Category: News | Posted on Tue, August, 7th 2012 by THCFinder
American judo fighter Nick Delpopolo was expelled from the Olympic Games after testing positive for marijuana. The Olympian claims he accidentally ate food that was baked with the substance prior to the start of the Summer Games.
 
We'll never know for sure whether Delpopolo is telling the truth or not, but regardless this puts the attention back to the war on drugs yet again. I'm in no way advocating that any Olympic athlete "dope up" or use substances that give him or her an unfair advantage, which of course is questionable anyway when it comes to marijuana; however, it's an opportunity to take a look at the drug war through the eyes of objective reality.
 
The war on drugs has been a colossal failure since its inception during the Nixon administration.

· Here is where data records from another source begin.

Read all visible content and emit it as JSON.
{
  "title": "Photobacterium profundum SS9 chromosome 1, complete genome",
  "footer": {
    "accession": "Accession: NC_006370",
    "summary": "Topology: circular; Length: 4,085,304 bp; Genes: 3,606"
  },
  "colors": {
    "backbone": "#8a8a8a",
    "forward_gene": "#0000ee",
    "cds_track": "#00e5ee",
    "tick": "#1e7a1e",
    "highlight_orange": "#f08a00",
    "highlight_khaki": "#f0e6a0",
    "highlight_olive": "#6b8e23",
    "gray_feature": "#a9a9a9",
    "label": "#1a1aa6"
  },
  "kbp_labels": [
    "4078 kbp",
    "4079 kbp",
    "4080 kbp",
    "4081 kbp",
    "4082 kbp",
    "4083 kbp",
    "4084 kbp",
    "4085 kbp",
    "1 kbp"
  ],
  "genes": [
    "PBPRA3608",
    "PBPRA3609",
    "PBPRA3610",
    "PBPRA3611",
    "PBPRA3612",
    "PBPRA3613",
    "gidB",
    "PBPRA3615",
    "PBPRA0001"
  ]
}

The delusional thinking on this is obvious and embarrassing, yet the United States government continues spending billions every year trying to stop American's from getting high. Apparently we're so stupid we need to be saved from ourselves.
 
I find it astonishing that for 236 years Americans were smart enough to change the world through innovation, technology and independent thinking, yet our own government doesn't believe we are smart enough to manage our own lives. Didn't we learn this lesson during prohibition? The 18th Amendment outlawing alcohol was as big a failure as the drug war, the only difference is we repealed prohibition after 12 years.
 
Where is the critical thinking in believing the drug war would be any different? After all, isn't alcohol a liquid drug? Marijuana creates a softer effect than alcohol, yet our jails are full of people who like to use and sell it. The drug war philosophy is a zero-sum equation, which is, who owns our bodies? If you say the United States government owns our bodies, that would give them the right to ban substances that harm us. But I don't think anyone would say the government owns our bodies. So if we own our bodies, shouldn't we have the right to drink, smoke or ingest anything we choose?
 
Make no mistake: the drug war hasn't stopped Americans from doing drugs. You can buy any drug you want in any city in America without knowing anyone by simply approaching a few people. The drug war has made the drug trade so profitable that damn near everyone is in the business. Finding a drug dealer is easier than buying beer at 7/11, and they don't even ask for ID.